BLOGKATAHATIKU - Sebelum warung makan Sop Ubi Datu Museng berdiri di era 1950-an, sop ubi adalah makanan tradisional khas Makassar yang tidak terlalu populer. Jangankan di luar kota, masyarakat Makassar sendiri pun masih banyak yang asing dengan masakan yang satu ini.
Padahal, sop ubi merupakan salah satu kuliner tradisional dengan bahan ubi kayu atau singkong yang mudah diperoleh di Makassar pada waktu itu. Lambat laun, dengan kehadiran Sop Ubi Datu Museng, makanan berkuah mirip soto ini mulai dikenal, khususnya masyarakat Kota Makassar. Dengan kombinasi berbagai macam bahan seperti bihun, telur, irisan daging, tauge, kacang tanah, dan sebagainya, Sop Ubi Datu Museng pun menjadi salah satu “ikon” kulier di Kota Anging Mammiri ini.
Warung makan Sop Ubi Datu Museng,yang dulunya terletak di dalam lorong ini awalnya dirintis oleh H Abd Rasyid Dg Gassing, kemudian dilanjutkan oleh anaknya Hj Habiba Dg Sibo yang sekarang dikelola oleh anaknya, Husain yang berada di Jalan Bontolempangan, Makassar.
Meskipun dulu letaknya di sebuah gang sempit, namun usaha turun temurun ini sudah memiliki banyak pelanggan, dan senantiasa meramaikan tempat tersebut. Kini warung yang telah berpindah alamat di Jalan Bontolempangan Makassar ini telah memiliki tempat yang strategis. Sebelumnya Sop Ubi Datu Museng ini telah membuka cabang di Trans Mall Makassar (TSM), dan sebuah cabang di Kampus Universitas Hasanuddin, Makassar.
“Sebelumnya, kami juga buka cabang di Jalan AP Pettarani dan Jalan Perintis Kemerdekaan, tetapi berhubung lokasinya tidak memadai dan kurang tempat parkir, jadi terpaksa ditutup,” ujar Husain ketika ditemui beberapa waktu lalu di tempatnya berjualan.

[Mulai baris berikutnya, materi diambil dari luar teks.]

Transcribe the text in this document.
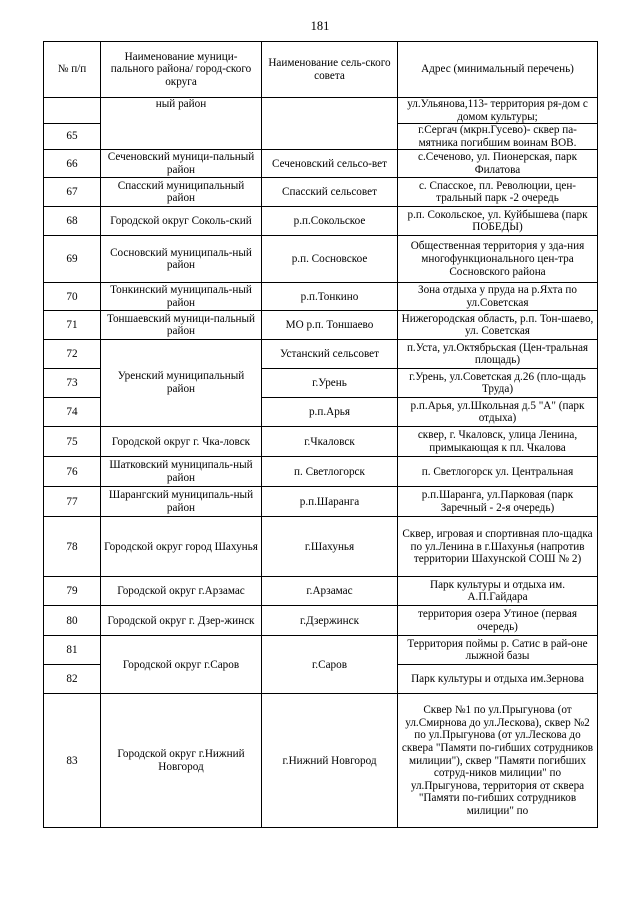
181
№ п/п	Наименование муници-пального района/ город-ского округа	Наименование сель-ского совета	Адрес (минимальный перечень)
	ный район		ул.Ульянова,113- территория ря-дом с домом культуры;
65			г.Сергач (мкрн.Гусево)- сквер па-мятника погибшим воинам ВОВ.
66	Сеченовский муници-пальный район	Сеченовский сельсо-вет	с.Сеченово, ул. Пионерская, парк Филатова
67	Спасский муниципальный район	Спасский сельсовет	с. Спасское, пл. Революции, цен-тральный парк -2 очередь
68	Городской округ Соколь-ский	р.п.Сокольское	р.п. Сокольское, ул. Куйбышева (парк ПОБЕДЫ)
69	Сосновский муниципаль-ный район	р.п. Сосновское	Общественная территория у зда-ния многофункционального цен-тра Сосновского района
70	Тонкинский муниципаль-ный район	р.п.Тонкино	Зона отдыха у пруда на р.Яхта по ул.Советская
71	Тоншаевский муници-пальный район	МО р.п. Тоншаево	Нижегородская область, р.п. Тон-шаево, ул. Советская
72	Уренский муниципальный район	Устанский сельсовет	п.Уста, ул.Октябрьская (Цен-тральная площадь)
73		г.Урень	г.Урень, ул.Советская д.26 (пло-щадь Труда)
74		р.п.Арья	р.п.Арья, ул.Школьная д.5 "А" (парк отдыха)
75	Городской округ г. Чка-ловск	г.Чкаловск	сквер, г. Чкаловск, улица Ленина, примыкающая к пл. Чкалова
76	Шатковский муниципаль-ный район	п. Светлогорск	п. Светлогорск ул. Центральная
77	Шарангский муниципаль-ный район	р.п.Шаранга	р.п.Шаранга, ул.Парковая (парк Заречный - 2-я очередь)
78	Городской округ город Шахунья	г.Шахунья	Сквер, игровая и спортивная пло-щадка по ул.Ленина в г.Шахунья (напротив территории Шахунской СОШ № 2)
79	Городской округ г.Арзамас	г.Арзамас	Парк культуры и отдыха им. А.П.Гайдара
80	Городской округ г. Дзер-жинск	г.Дзержинск	территория озера Утиное (первая очередь)
81	Городской округ г.Саров	г.Саров	Территория поймы р. Сатис в рай-оне лыжной базы
82			Парк культуры и отдыха им.Зернова
83	Городской округ г.Нижний Новгород	г.Нижний Новгород	Сквер №1 по ул.Прыгунова (от ул.Смирнова до ул.Лескова), сквер №2 по ул.Прыгунова (от ул.Лескова до сквера "Памяти по-гибших сотрудников милиции"), сквер "Памяти погибших сотруд-ников милиции" по ул.Прыгунова, территория от сквера "Памяти по-гибших сотрудников милиции" по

Penampilan hidangan ini cukup sederhana. Disajikan di piring cekung, bukan di mangkuk layaknya makanan berkuah lainnya. Porsinya cukup mengenyangkan untuk makan siang maupun makan malam.
Nona Rika, salah seorang pengunjung berdarah Tionghoa mengakui keunggulan citarasa dari Sop Ubi Datu Museng ini. “Saya menyukai Sop Ubi Datu Museng ini karena rasanya nasional sekali. Bagi saya, kuah sopnya secara karakteristik seperti soto, dan inilah yang membedakan Sop Ubi Datu Museng dengan sop ubi-sop ubi lainnya. Apalagi, harga makanan lezat ini juga tergolong cukup murah yakni Rp 15 ribu per porsi,” terangnya.
Meskipun warung makan Sop Ubi Datu Museng ini telah 52 tahun berada di dalam lorong, akan tetapi tidak pernah sepi dari pengunjung, mulai pegawai kantoran, birokrat, maupun masyarakat Kota Makassar sendiri. Bahkan, para pecinta kuliner lainnya seperti turis dan ekspariat.
“Bahkan Wali Kota Makassar Ilham Arief Sirajuddin dan Wakil Wali Kota Soepomo Guntur pun menjadikan warung makan ini sebagai tempat favorit kuliner mereka,” ungkap Husan.
Selain itu, sambungnya, banyak pejabat pemerintahan yang mampir ke warung makannya, dan komentar mereka rata-rata memuji kelezatan Sop Ubi Datu Museng racikan temurun keluarganya.
Menyoal omset, Husain mengaku mampu meraup hingga Rp 90 juta per bulan. “Untuk bahan dasar ubi sendiri, kami menghabiskan 50 kilogram per harinya. Sedangkan telur, kami bisa menghabiskan hingga lima krak per harinya,” bebernya.
Selain menjual sop ubi, Sop Ubi Datu Museng juga menyediakan beraneka minuman seperti jus dan teh manis. Warung makan ini buka jam 07.00 Wita hingga 22.00 Wita.